Genre does not rely simply on what's in a media text but also on the way it is put together (constructed). This can be important, for example, when distinguishing between a horror movie and a thriller, which can deal with similar subject matter, and look the same — lots of action set at night — but belong to separate genres (a horror film takes the audience into a supernatural place, where a thriller sticks to reality).
A media text is said to belong to a genre, as it adopts the codes and conventions of other texts in that genre, and lives up to the same expectations. Texts from different mediums may belong to the same genre (e.g. a tv programme like Dr Who and a comicbook like The Incredible Hulk can both be categorised as Science Fiction.)

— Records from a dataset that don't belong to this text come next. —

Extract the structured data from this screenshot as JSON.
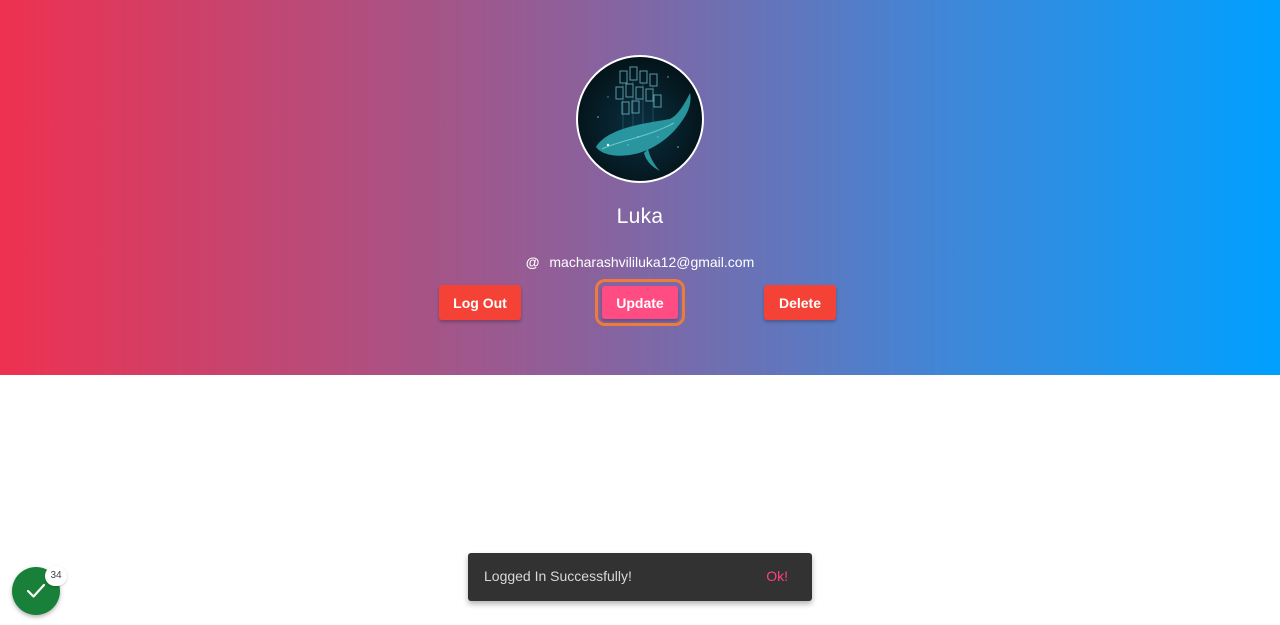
{
  "profile": {
    "name": "Luka",
    "email": "macharashvililuka12@gmail.com",
    "email_icon": "@",
    "avatar_icon": "whale-avatar"
  },
  "actions": {
    "logout_label": "Log Out",
    "update_label": "Update",
    "delete_label": "Delete"
  },
  "snackbar": {
    "message": "Logged In Successfully!",
    "action_label": "Ok!"
  },
  "fab": {
    "icon": "check-icon",
    "badge_count": "34"
  },
  "colors": {
    "danger": "#f44336",
    "accent": "#ff4c83",
    "snackbar_action": "#ff4081",
    "fab": "#188038"
  }
}
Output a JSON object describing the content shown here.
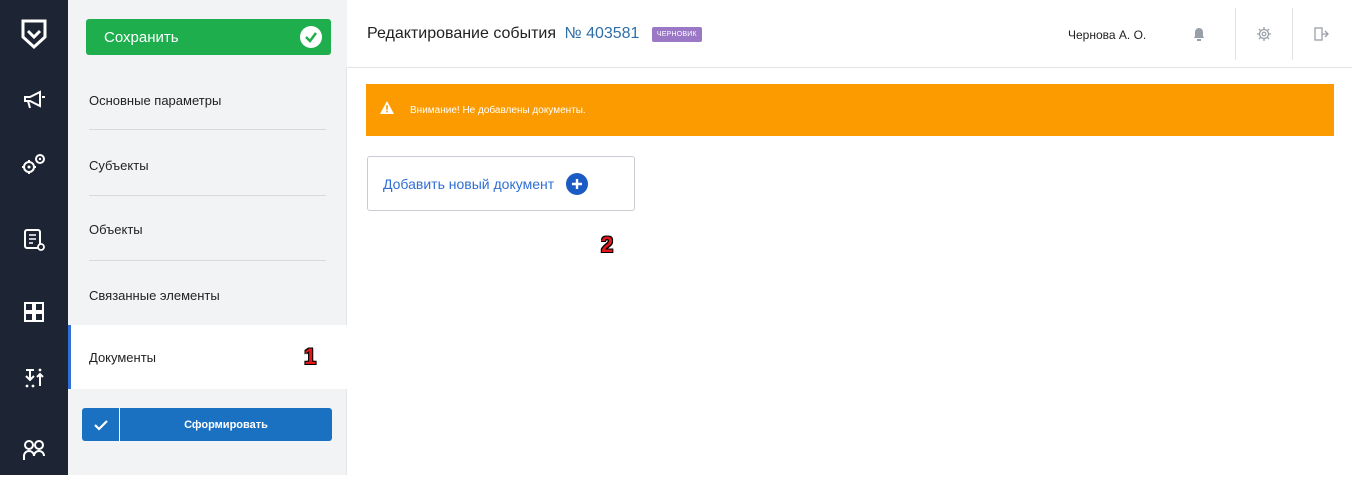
{
  "header": {
    "title": "Редактирование события",
    "event_number": "№ 403581",
    "status_badge": "ЧЕРНОВИК",
    "user_name": "Чернова А. О."
  },
  "nav": {
    "save_label": "Сохранить",
    "items": [
      {
        "label": "Основные параметры"
      },
      {
        "label": "Субъекты"
      },
      {
        "label": "Объекты"
      },
      {
        "label": "Связанные элементы"
      },
      {
        "label": "Документы",
        "active": true
      }
    ],
    "form_button_label": "Сформировать"
  },
  "rail": {
    "icons": [
      "logo-icon",
      "megaphone-icon",
      "gears-icon",
      "document-list-icon",
      "dashboard-grid-icon",
      "sort-arrows-icon",
      "users-icon"
    ]
  },
  "main": {
    "alert_text": "Внимание! Не добавлены документы.",
    "add_document_label": "Добавить новый документ"
  },
  "annotations": {
    "marker_1": "1",
    "marker_2": "2"
  },
  "colors": {
    "save_green": "#1fae4e",
    "alert_orange": "#fb9b00",
    "primary_blue": "#1a71c2",
    "rail_dark": "#1d2433",
    "badge_purple": "#9a78c6"
  }
}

E.g. women's magazines always present an attractive model on the front cover. Media texts follow sets of conventions in the way that they are constructed. You see a contents page in a magazine before any feature articles. In movies, a romantic comedy always ends with a wedding. Often content and style are closely interlinked.
No genres are described as dynamic, i.e. the boundaries are constantly changing. Individual texts can challenge conventions, and defy certain parts of the usual genre categorisation for instance, recent movies such as Superbad, Forgetting Sarah Marshall and Knocked Up (all from the same producer, Judd Apatow) have redefined the romantic comedy genre, making the humour cruder, and telling stories from a male character's, rather than a female's perspective. Genre texts would get very boring and predictable if they all followed exactly the same conventions no audiences would want to consume new ones, they would just keep on revisiting old favourites.